Urzędnicy mieli wolne. Kobieta czekała na akt zgonu matki pięć dni
Mieszkanka Gorzowa Wielkopolskiego przez kilka dni nie mogła załatwić formalności związanych z pogrzebem swojej zmarłej matki, ponieważ miejscowy urząd stanu cywilnego był zamknięty z powodu majówki. W efekcie pogrzeb seniorki odbył się dopiero tydzień po jej śmierci.
"Gazeta Lubuska" opisała historię kobiety, która przez kilka dni nie mogła załatwić formalności związanych ze śmiercią swojej matki.
84-latka zmarła po południu w piątek 28 maja. Ponieważ zbliżał się weekend, a w poniedziałek było Święto Pracy, córka seniorki mogła udać się do urzędu stanu cywilnego po akt zgonu najwcześniej we wtorek 2 maja.
Nie mogła pochować matki. Urzędnicy mieli wolne
Niestety, gdy kobieta przyszła do urzędu "pocałowała klamkę". Jak się bowiem okazało, z powodu majówki urzędnicy mieli wolne również tego dnia.
- Na drzwiach była kartka, że "decyzją prezydenta miasta 2 maja urząd jest nieczynny". Trzeba więc było czekać, aż skończy się długi weekend - relacjonowała pani Maria.
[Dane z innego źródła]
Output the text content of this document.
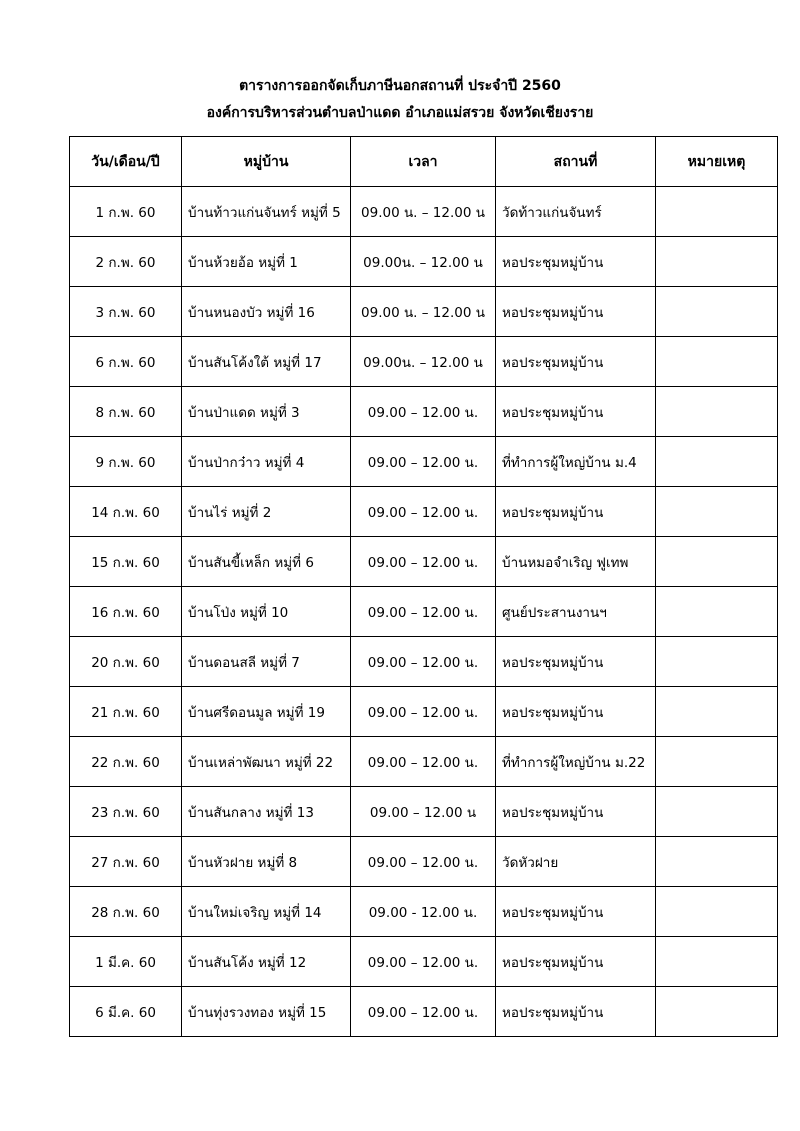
ตารางการออกจัดเก็บภาษีนอกสถานที่ ประจำปี 2560
องค์การบริหารส่วนตำบลป่าแดด อำเภอแม่สรวย จังหวัดเชียงราย
วัน/เดือน/ปี	หมู่บ้าน	เวลา	สถานที่	หมายเหตุ
1 ก.พ. 60	บ้านท้าวแก่นจันทร์ หมู่ที่ 5	09.00 น. – 12.00 น	วัดท้าวแก่นจันทร์	
2 ก.พ. 60	บ้านห้วยอ้อ หมู่ที่ 1	09.00น. – 12.00 น	หอประชุมหมู่บ้าน	
3 ก.พ. 60	บ้านหนองบัว หมู่ที่ 16	09.00 น. – 12.00 น	หอประชุมหมู่บ้าน	
6 ก.พ. 60	บ้านสันโค้งใต้ หมู่ที่ 17	09.00น. – 12.00 น	หอประชุมหมู่บ้าน	
8 ก.พ. 60	บ้านป่าแดด หมู่ที่ 3	09.00 – 12.00 น.	หอประชุมหมู่บ้าน	
9 ก.พ. 60	บ้านป่ากว๋าว หมู่ที่ 4	09.00 – 12.00 น.	ที่ทำการผู้ใหญ่บ้าน ม.4	
14 ก.พ. 60	บ้านไร่ หมู่ที่ 2	09.00 – 12.00 น.	หอประชุมหมู่บ้าน	
15 ก.พ. 60	บ้านสันขี้เหล็ก หมู่ที่ 6	09.00 – 12.00 น.	บ้านหมอจำเริญ ฟูเทพ	
16 ก.พ. 60	บ้านโป่ง หมู่ที่ 10	09.00 – 12.00 น.	ศูนย์ประสานงานฯ	
20 ก.พ. 60	บ้านดอนสลี หมู่ที่ 7	09.00 – 12.00 น.	หอประชุมหมู่บ้าน	
21 ก.พ. 60	บ้านศรีดอนมูล หมู่ที่ 19	09.00 – 12.00 น.	หอประชุมหมู่บ้าน	
22 ก.พ. 60	บ้านเหล่าพัฒนา หมู่ที่ 22	09.00 – 12.00 น.	ที่ทำการผู้ใหญ่บ้าน ม.22	
23 ก.พ. 60	บ้านสันกลาง หมู่ที่ 13	09.00 – 12.00 น	หอประชุมหมู่บ้าน	
27 ก.พ. 60	บ้านหัวฝาย หมู่ที่ 8	09.00 – 12.00 น.	วัดหัวฝาย	
28 ก.พ. 60	บ้านใหม่เจริญ หมู่ที่ 14	09.00 - 12.00 น.	หอประชุมหมู่บ้าน	
1 มี.ค. 60	บ้านสันโค้ง หมู่ที่ 12	09.00 – 12.00 น.	หอประชุมหมู่บ้าน	
6 มี.ค. 60	บ้านทุ่งรวงทอง หมู่ที่ 15	09.00 – 12.00 น.	หอประชุมหมู่บ้าน	
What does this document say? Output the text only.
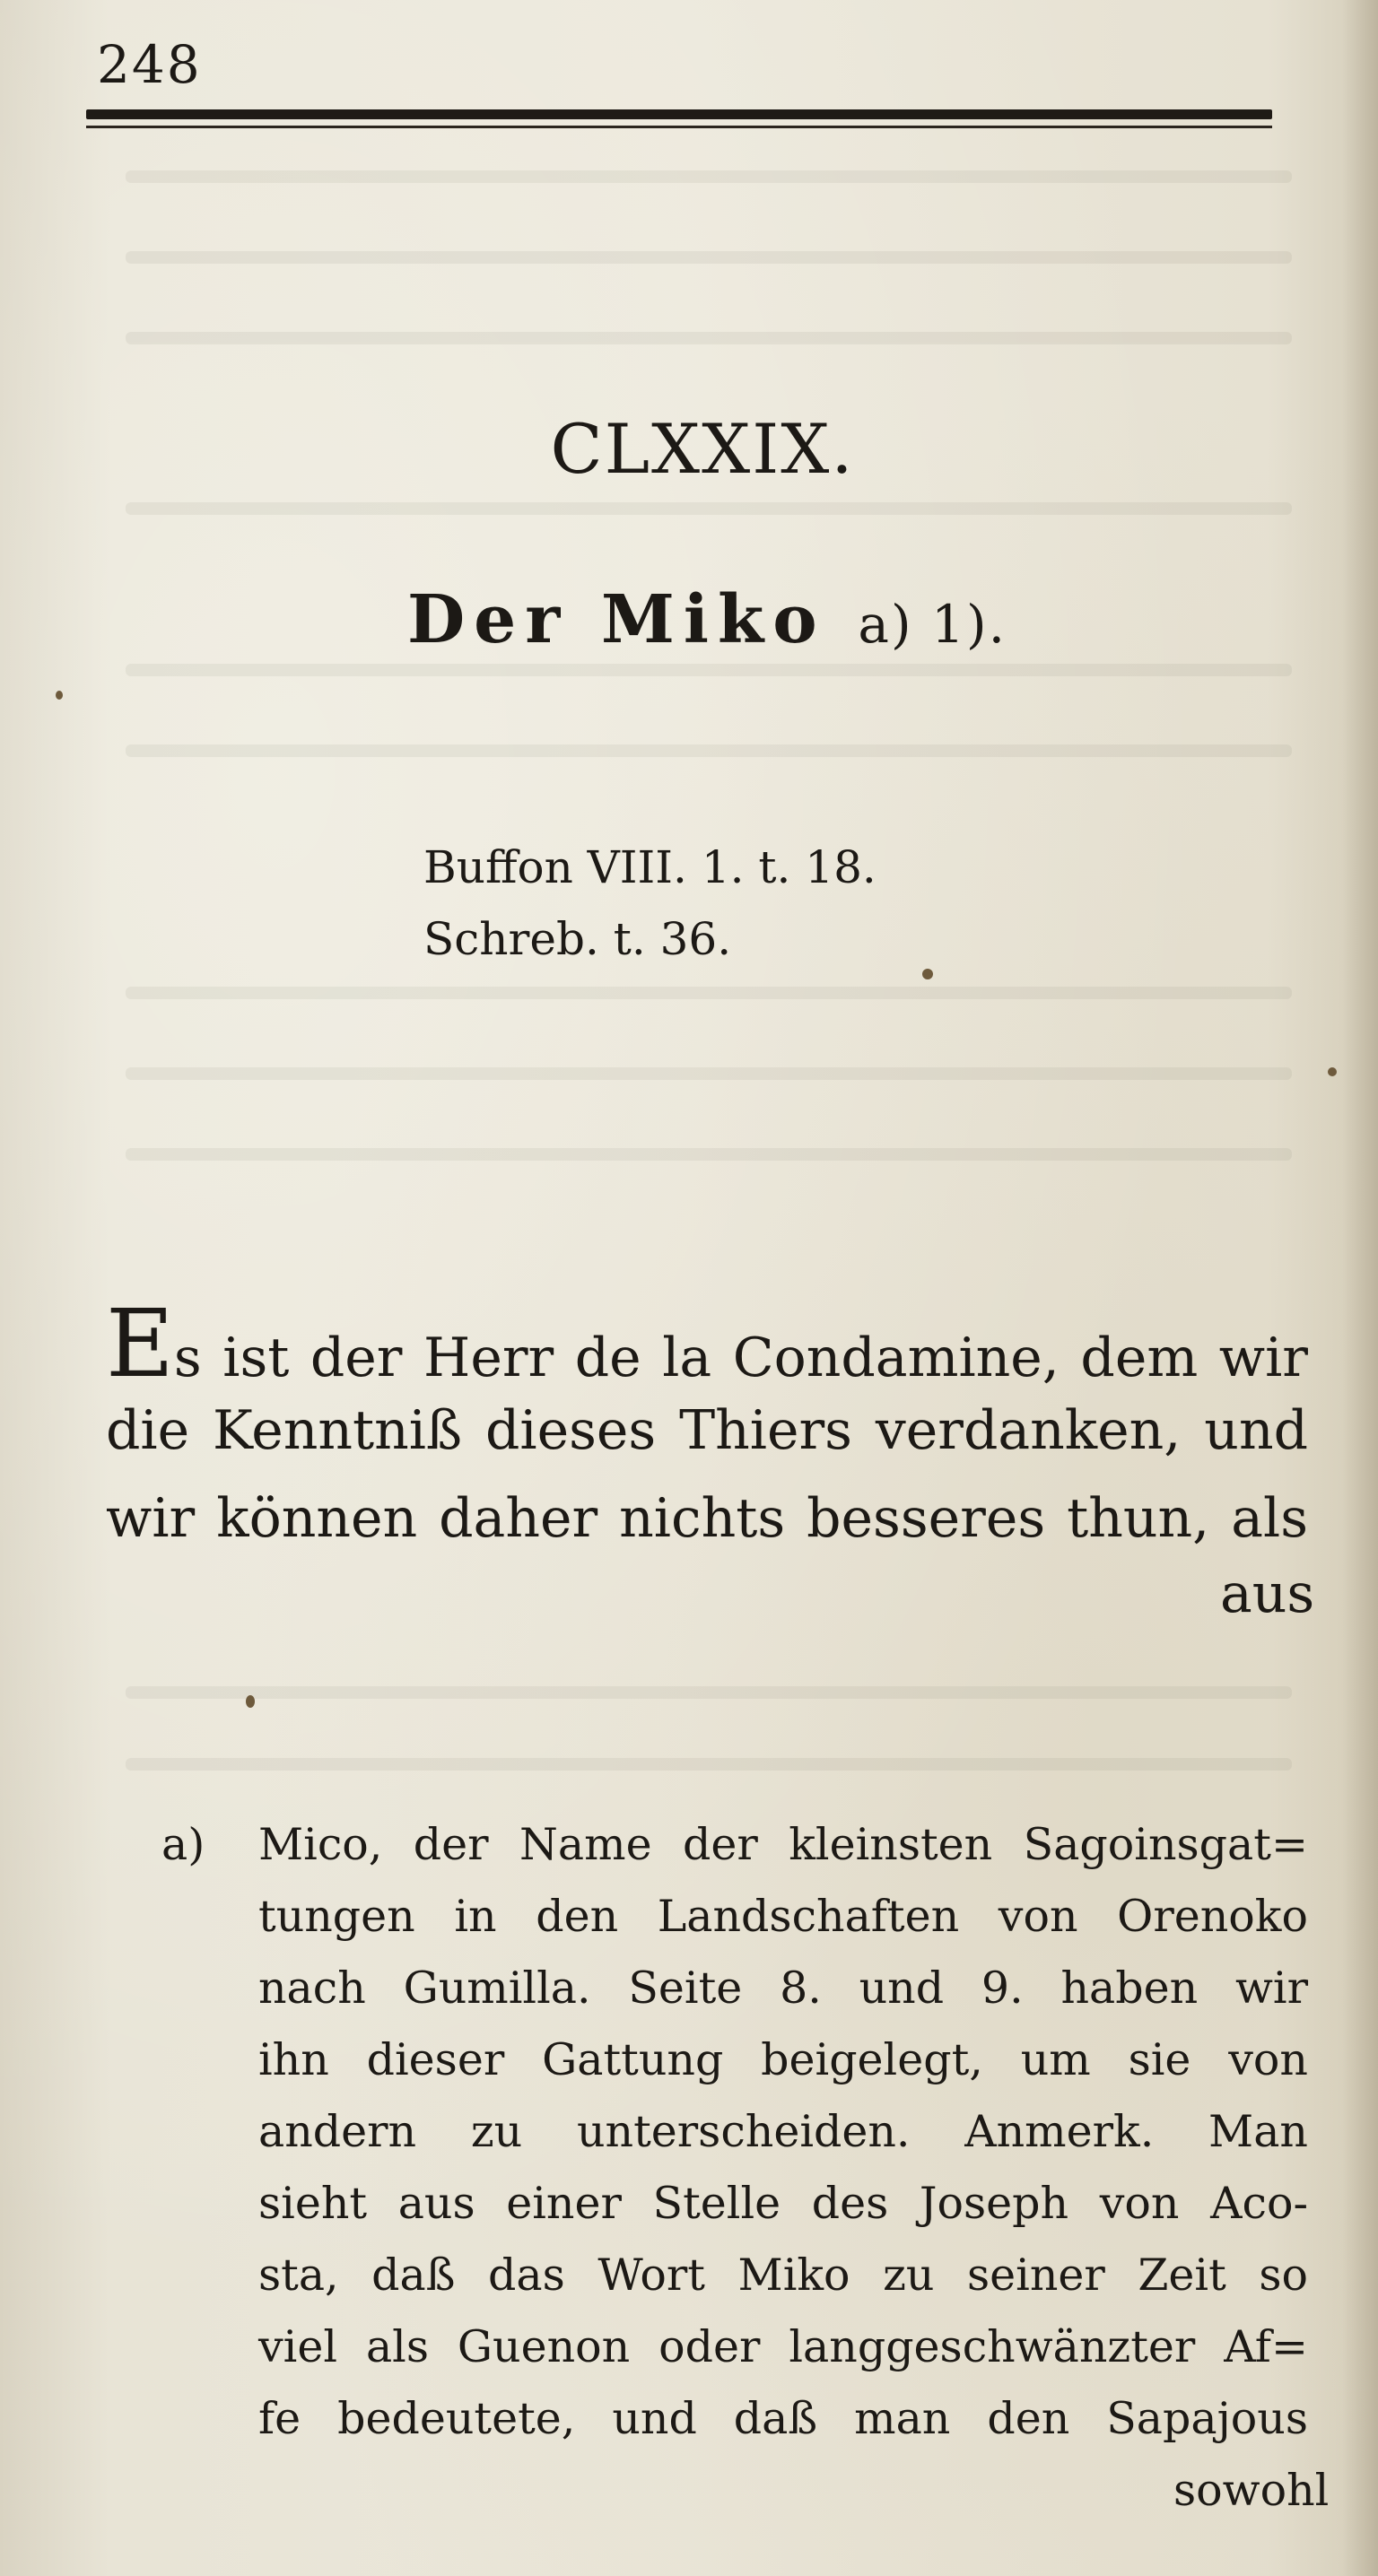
248
CLXXIX.
Der Miko a) 1).
Buffon VIII. 1. t. 18.
Schreb. t. 36.
Es ist der Herr de la Condamine, dem wir
die Kenntniß dieses Thiers verdanken, und
wir können daher nichts besseres thun, als
aus
a) Mico, der Name der kleinsten Sagoinsgat=
tungen in den Landschaften von Orenoko
nach Gumilla. Seite 8. und 9. haben wir
ihn dieser Gattung beigelegt, um sie von
andern zu unterscheiden. Anmerk. Man
sieht aus einer Stelle des Joseph von Aco-
sta, daß das Wort Miko zu seiner Zeit so
viel als Guenon oder langgeschwänzter Af=
fe bedeutete, und daß man den Sapajous
sowohl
ZOBACZ: Pogrzeby coraz droższe. Ministerstwo rozważa podniesienie zasiłku
Dokument niezbędny do zorganizowania pogrzebu udało się zdobyć dopiero w czwartek rano, czyli 136 godzin po śmierci 84-latki. To bardzo utrudniło przygotowania do pogrzebu.
- Gdziekolwiek nie poszłam, odbijałam się od ściany. Kremacji nie można było załatwić, bo potrzebny jest akt zgonu. Nawet księdza wcześniej nie mogłam poprosić o pogrzeb, bo on też potrzebuje tego dokumentu - opisywała córka zmarłej.
Dodatkowe koszty
Kobieta stwierdziła również, że z powodu "urlopu" urzędników musiała ponieść dodatkowe koszty.
- Przez zamknięty urząd, ciało dłużej musiało leżeć w chłodni. To podnosi koszty. Mi jednak nie chodzi o pieniądze, a o nerwy, które straciłam - tłumaczyła pani Maria.
Lokalne media podkreślają, że w tym roku po raz pierwszy urząd był zamknięty drugiego maja. Do tej pory zawsze był czynny tego dnia.
ZOBACZ: Trumna wypadła z karawanu pogrzebowego. Media obiegły nagrania
- Przekazujemy wyrazy ubolewania z powodu śmierci bliskiej osoby. Prosimy o przekazanie uwag dotyczących formalności związanych z pogrzebem. Wyjaśnimy je i prześlemy odpowiedź - powiedział Wiesław Ciepiela, rzecznik urzędu miasta.
Na szczęście później wszystko obyło się już bez komplikacji. Pogrzeb 84-latki odbył się w piątek - niemal tydzień po jej śmierci.